New Google Assistant In It's Full Glory On Pixel 4


The upcoming Google Pixel 4 is going to come with a whole bunch of new hardware — including radar in the front-facing sensors — but there will be new software as well. The most high-profile tweak will be the so-called “new Google Assistant,” which will have all the powers of the “old” Assistant and then some.




In a few videos that have leaked, there are two examples of people using voice commands to control aspects of their phones. In the first half, a pair of people who appear to be late ask Assistant where the nearest metro station is. After getting the directions they need, they then ask Google to send a text to their friend to let them know they are on the way.

In the second half, another person arrives at a secluded area on a lake and asks Assistant to turn on Do Not Disturb mode, which it does seamlessly.




Although the current iteration of Google Assistant can already do the things shown in this video, it gives you a view of how different the new Google Assistant looks. It is much simpler and has a colorful bar at the bottom that moves along with different functions of the software.

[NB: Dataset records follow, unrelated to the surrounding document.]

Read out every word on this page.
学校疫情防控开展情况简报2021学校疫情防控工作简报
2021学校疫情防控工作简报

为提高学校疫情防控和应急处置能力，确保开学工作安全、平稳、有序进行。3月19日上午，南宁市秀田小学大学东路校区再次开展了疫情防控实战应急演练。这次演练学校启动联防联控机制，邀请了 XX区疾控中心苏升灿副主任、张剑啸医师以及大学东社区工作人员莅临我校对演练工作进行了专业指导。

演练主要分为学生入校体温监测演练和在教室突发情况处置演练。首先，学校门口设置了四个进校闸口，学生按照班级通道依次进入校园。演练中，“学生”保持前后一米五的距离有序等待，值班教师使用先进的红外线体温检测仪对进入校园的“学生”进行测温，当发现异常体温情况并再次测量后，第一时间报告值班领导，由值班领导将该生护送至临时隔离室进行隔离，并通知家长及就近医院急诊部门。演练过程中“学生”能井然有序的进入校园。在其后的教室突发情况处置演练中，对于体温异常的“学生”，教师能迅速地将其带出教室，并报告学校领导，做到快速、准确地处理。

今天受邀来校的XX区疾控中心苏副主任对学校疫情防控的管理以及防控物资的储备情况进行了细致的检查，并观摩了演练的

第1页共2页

In another video, a user gets a text from a friend asking when their flight lands. The user asks Assistant a pretty vague question: “What time is my flight?” The assistant pulls up the information without even needing to switch apps. Then, without saying “OK Google” again, the user says another vague command: “Reply I get in at 5:14 PM.” Because Assistant can understand the context of that query (responding to the text that started the whole process), it knows what to do.

This is pretty advanced and not something the current Assistant can do, at least to this degree of efficiency. The seamless transition from one command to another without needing to say a hotword command is also new. If you use a Google Assistant-powered smart device, you’ll already know this as Continued Conversations, but this is a new thing on a smartphone.

In the third and final video, a user gives a fairly vague command: “Show me my photos from last weekend.” This requires Assistant to know what “last weekend” means as well as what action to do when the user says “show me my photos.” In the example, Assistant opens Google Photos (it’s not clear if this could be altered to open a different gallery app) and shows the user’s photos from the previous weekend.

After performing this trick, the user ups the ante by saying — once again, without invoking “Hey Google” first — “Show me the ones with a dog.” Assistant then only shows the users photos that feature a dog from that past weekend.

These new tricks — as well as the redesigned look of Assistant — are really cool. It is likely these new features will be available on the Google Pixel 4 first before slowly rolling out to other Pixel devices and subsequently other smartphones from many different brands.